The other day I took a precious few minutes off from my day job as a lackey of the corporate media to drop my son at a downtown church, where he was starting a hunger strike in opposition to the G-8.
This should have been hard for me because, according to an activist Web site, I am an arch-villain of the corporate press.
After blasting me, this Web site says we in the media think young people "are all stupid sheep who would be better off if they did not worry their pretty little heads thinking about politics."
The writer obviously hasn't been touring the Herald newsroom, where many of the reporters are under 30.
And he certainly hasn't been listening in on my family.
At our place, we have no sheep, only tigers. Political debates rage and everybody gets a say. Age has nothing to do with it; knowledge is everything.
Recently, I've lost many rhetorical jousts to Gabriel Cardenas-Sharpe, my college-student stepson who at 20 has the mind of a political philosopher and firm convictions about what's wrong with the world.
The G-8 leaders, he says, have done nothing to cure the problems they created in Africa through colonialism, installation of corrupt leaders, and supply of arms to their regimes.
Gabriel considers G-8 attempts at aid to be hypocritical window dressing that will do no good until the whole system changes to allow genuine social democracy in Africa.
I'm inclined to think the G-8 leaders are really trying, but every time I say it he flattens me with another blast of facts about Somalia or Nigeria or Sudan.
In sympathy with Africans, and to raise the profile of the enormous tragedies of HIV/AIDS and starvation, Gabriel is willing to go without food for more than a week.
If you think that's easy or trivial, just try it.
How could I believe Gabriel is a "stupid sheep?" He's a tiger of conviction and passion, like many other young people who will be in Calgary this week.
The huge majority of G-8 dissenters don't want trouble, only solutions.
We won't do ourselves credit as a city if we close our minds because a few idiots are out for trouble.

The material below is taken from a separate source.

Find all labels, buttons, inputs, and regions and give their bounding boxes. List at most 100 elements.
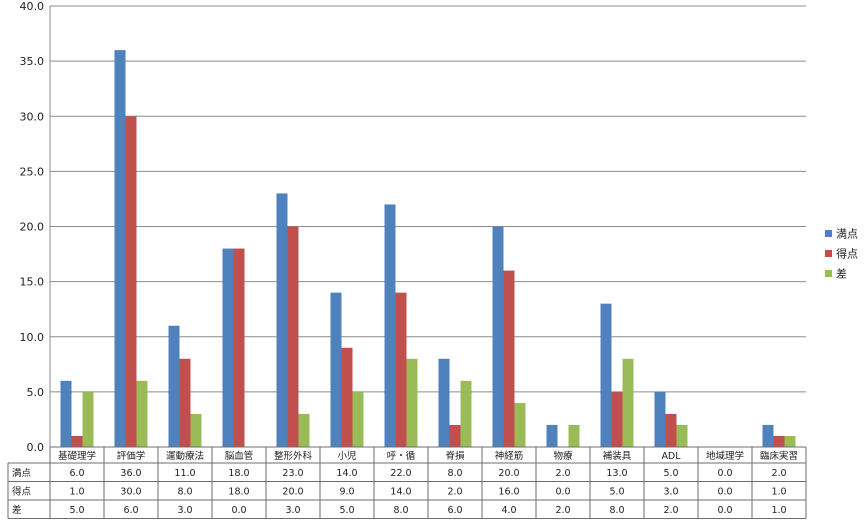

In our family, the impact of the G-8 would be almost comical if we weren't so concerned about Gabriel.
I'm being shredded as the ultimate government goon, he's in the third day of his protest fast, and his mother, Sydney Sharpe, has just been denied G-8 media accreditation.
Many of you know Sydney. Until last year she was an editorial page columnist at the Herald.
She's written three best-selling books and right now is finishing one on the oil industry and the environment.
With full backing from her national publisher, Key Porter Books, Sydney hardly seemed like a candidate for rejection.
When she was refused her media pass she said: "Hmm -- is it because I once ran for the University of Alberta student council with a bag over my head?"
Toss a fiercely opinionated 15-year-old daughter into this mix, and nobody is ever taken for a sheep around our house.
Unfortunately, anxiety over the G-8 is already demonizing and dividing people as the event approaches.
That isn't going to happen in our family; it shouldn't happen to the city, either.